Diagenesis of Terry Sandstone (Upper Cretaceous), Spindle Field, Colorado

Abstract

ABSTRACT This study discusses the influence that sedimentology, diagenesis, and basin subsidence history have on porosity and permeability of the Upper Cretaceous Terry sandstone of Spindle field in the Denver basin. The Terry sandstone consists of lithic subarkoses and feldspathic litharenites deposited in a marine bar complex. The reservoir facies, which was deposited in a marine bar crestal position, is a cross-bedded sandstone with a mixture of primary and secondary macropores. Approximately half of the pore volume is microporosity associated with clay minerals and lithic fragments. The nonreservoir facies was deposited on the bar-flank margin as lower-energy, alternating layers of mud and sand, which were extensively bioturbated to produce muddy sands. Ductile deformation of lithic fragments is a major factor in porosity loss for the reservoir facies. Chlorite and calcite are the most important mineral cements. Authigenic quartz, dolomite, ferroan calcite, kaolinite, feldspar, pyrite, and tourmaline are present in minor to trace amounts. Precipitation of these minerals is believed to be related to the evolution of marine water. Secondary porosity formed by dissolution of pore-filling and replacement calcite and framework feldspars. Sandstones with pervasive calcite cement have no secondary porosity developed, which suggests some permeability may be needed to develop secondary porosity. Plagioclase feldspars become more albitized with increasing depth. A temperature-depth subsidence profile predicts a maximum temperature of only 85°C, at least 15° lower than in Tertiary rocks, which suggests that kinetic considerations may also be important to albitization.

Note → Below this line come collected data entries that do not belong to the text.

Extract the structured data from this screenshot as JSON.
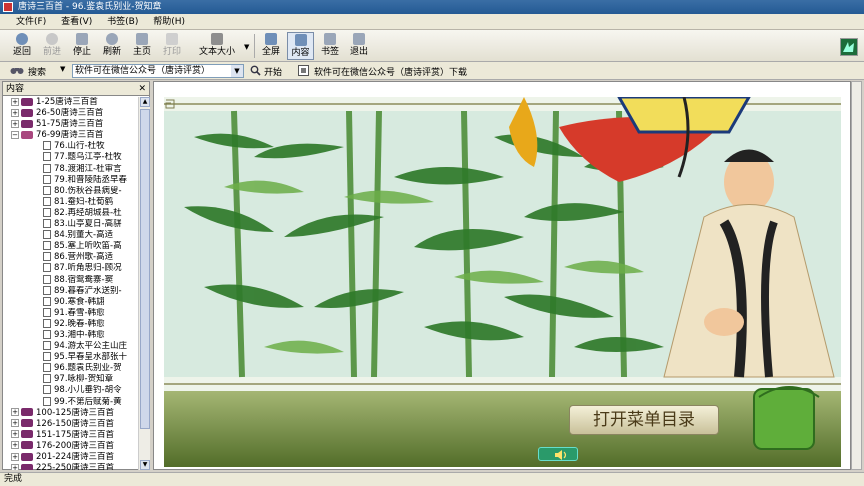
{
  "window": {
    "title": "唐诗三百首 - 96.鉴袁氏别业-贺知章"
  },
  "menu": [
    "文件(F)",
    "查看(V)",
    "书签(B)",
    "帮助(H)"
  ],
  "toolbar": {
    "back": "返回",
    "forward": "前进",
    "stop": "停止",
    "refresh": "刷新",
    "home": "主页",
    "print": "打印",
    "text_size": "文本大小",
    "fullscreen": "全屏",
    "contents": "内容",
    "bookmark": "书签",
    "exit": "退出"
  },
  "searchbar": {
    "search_label": "搜索",
    "combo_value": "软件可在微信公众号（唐诗评赏）",
    "start_label": "开始",
    "download_text": "软件可在微信公众号（唐诗评赏）下载"
  },
  "panel": {
    "title": "内容",
    "close": "✕"
  },
  "tree": [
    {
      "kind": "book",
      "label": "1-25唐诗三百首",
      "expanded": false
    },
    {
      "kind": "book",
      "label": "26-50唐诗三百首",
      "expanded": false
    },
    {
      "kind": "book",
      "label": "51-75唐诗三百首",
      "expanded": false
    },
    {
      "kind": "book",
      "label": "76-99唐诗三百首",
      "expanded": true
    },
    {
      "kind": "leaf",
      "label": "76.山行-杜牧"
    },
    {
      "kind": "leaf",
      "label": "77.题乌江亭-杜牧"
    },
    {
      "kind": "leaf",
      "label": "78.渡湘江-杜审言"
    },
    {
      "kind": "leaf",
      "label": "79.和晋陵陆丞早春"
    },
    {
      "kind": "leaf",
      "label": "80.伤秋谷县病叟-"
    },
    {
      "kind": "leaf",
      "label": "81.蚕妇-杜荀鹤"
    },
    {
      "kind": "leaf",
      "label": "82.再经胡城县-杜"
    },
    {
      "kind": "leaf",
      "label": "83.山亭夏日-高骈"
    },
    {
      "kind": "leaf",
      "label": "84.别董大-高适"
    },
    {
      "kind": "leaf",
      "label": "85.塞上听吹笛-高"
    },
    {
      "kind": "leaf",
      "label": "86.营州歌-高适"
    },
    {
      "kind": "leaf",
      "label": "87.听角思归-顾况"
    },
    {
      "kind": "leaf",
      "label": "88.宿鸳鸯寨-窦"
    },
    {
      "kind": "leaf",
      "label": "89.暮春浐水送别-"
    },
    {
      "kind": "leaf",
      "label": "90.寒食-韩翃"
    },
    {
      "kind": "leaf",
      "label": "91.春雪-韩愈"
    },
    {
      "kind": "leaf",
      "label": "92.晚春-韩愈"
    },
    {
      "kind": "leaf",
      "label": "93.湘中-韩愈"
    },
    {
      "kind": "leaf",
      "label": "94.游太平公主山庄"
    },
    {
      "kind": "leaf",
      "label": "95.早春呈水部张十"
    },
    {
      "kind": "leaf",
      "label": "96.题袁氏别业-贺"
    },
    {
      "kind": "leaf",
      "label": "97.咏柳-贺知章"
    },
    {
      "kind": "leaf",
      "label": "98.小儿垂钓-胡令"
    },
    {
      "kind": "leaf",
      "label": "99.不第后赋菊-黄"
    },
    {
      "kind": "book",
      "label": "100-125唐诗三百首",
      "expanded": false
    },
    {
      "kind": "book",
      "label": "126-150唐诗三百首",
      "expanded": false
    },
    {
      "kind": "book",
      "label": "151-175唐诗三百首",
      "expanded": false
    },
    {
      "kind": "book",
      "label": "176-200唐诗三百首",
      "expanded": false
    },
    {
      "kind": "book",
      "label": "201-224唐诗三百首",
      "expanded": false
    },
    {
      "kind": "book",
      "label": "225-250唐诗三百首",
      "expanded": false
    }
  ],
  "content": {
    "menu_button": "打开菜单目录",
    "speaker_icon": "speaker-icon"
  },
  "status": "完成",
  "colors": {
    "titlebar": "#2a5f97",
    "tree_book": "#7a2a6b",
    "bamboo_dark": "#2f7a2a",
    "bamboo_light": "#6cae48",
    "banner_bottom": "#6f8a3a"
  }
}
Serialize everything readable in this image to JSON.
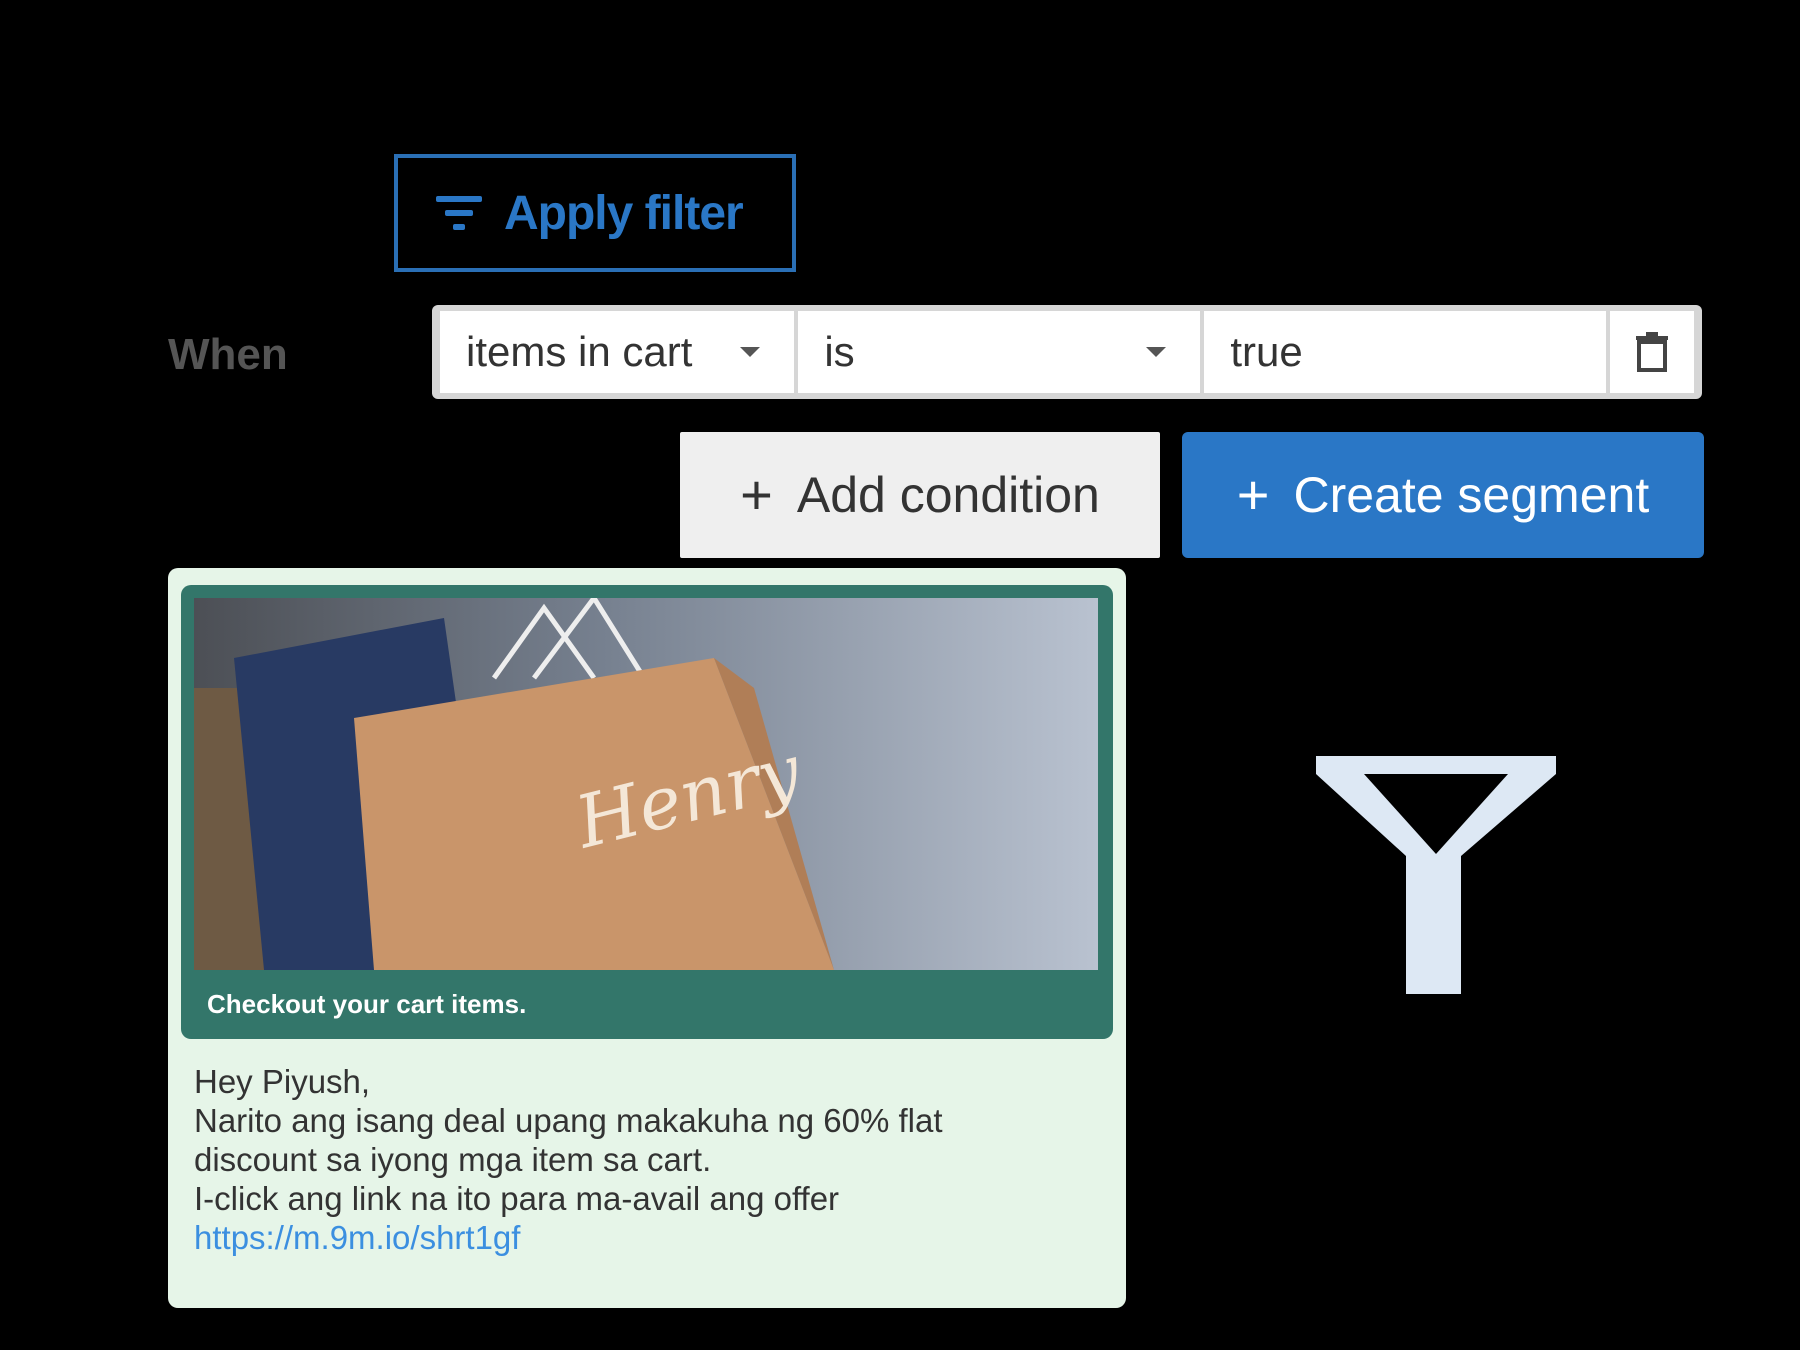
{
  "filter": {
    "apply_label": "Apply filter",
    "icon": "filter-icon"
  },
  "condition": {
    "when_label": "When",
    "field": "items in cart",
    "operator": "is",
    "value": "true",
    "delete_icon": "trash-icon"
  },
  "actions": {
    "add_condition": "Add condition",
    "create_segment": "Create segment"
  },
  "message": {
    "caption": "Checkout your cart items.",
    "bag_text": "Henry",
    "greeting": "Hey Piyush,",
    "body_line1": "Narito ang isang deal upang makakuha ng 60% flat discount sa iyong mga item sa cart.",
    "body_line2": "I-click ang link na ito para ma-avail ang offer",
    "link": "https://m.9m.io/shrt1gf"
  },
  "colors": {
    "primary": "#2a77c6",
    "card_bg": "#e6f5e8",
    "card_header": "#33766a",
    "funnel": "#dde8f4"
  }
}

Vitrinite reflectance (0.65%) and interbedded shales with ordered mixed-layered illite/smectite with up to 50% expandability also support the lower temperature regime. Calculations suggest that seawater can supply sufficient sodium to account for albitization. Albitization proceeded more rapidly in permeable sandstone, where the plagioclase was in direct contact with the pore fluids. Plagioclase in relatively impervious sandstones eventually became albitized, probably through diffusion.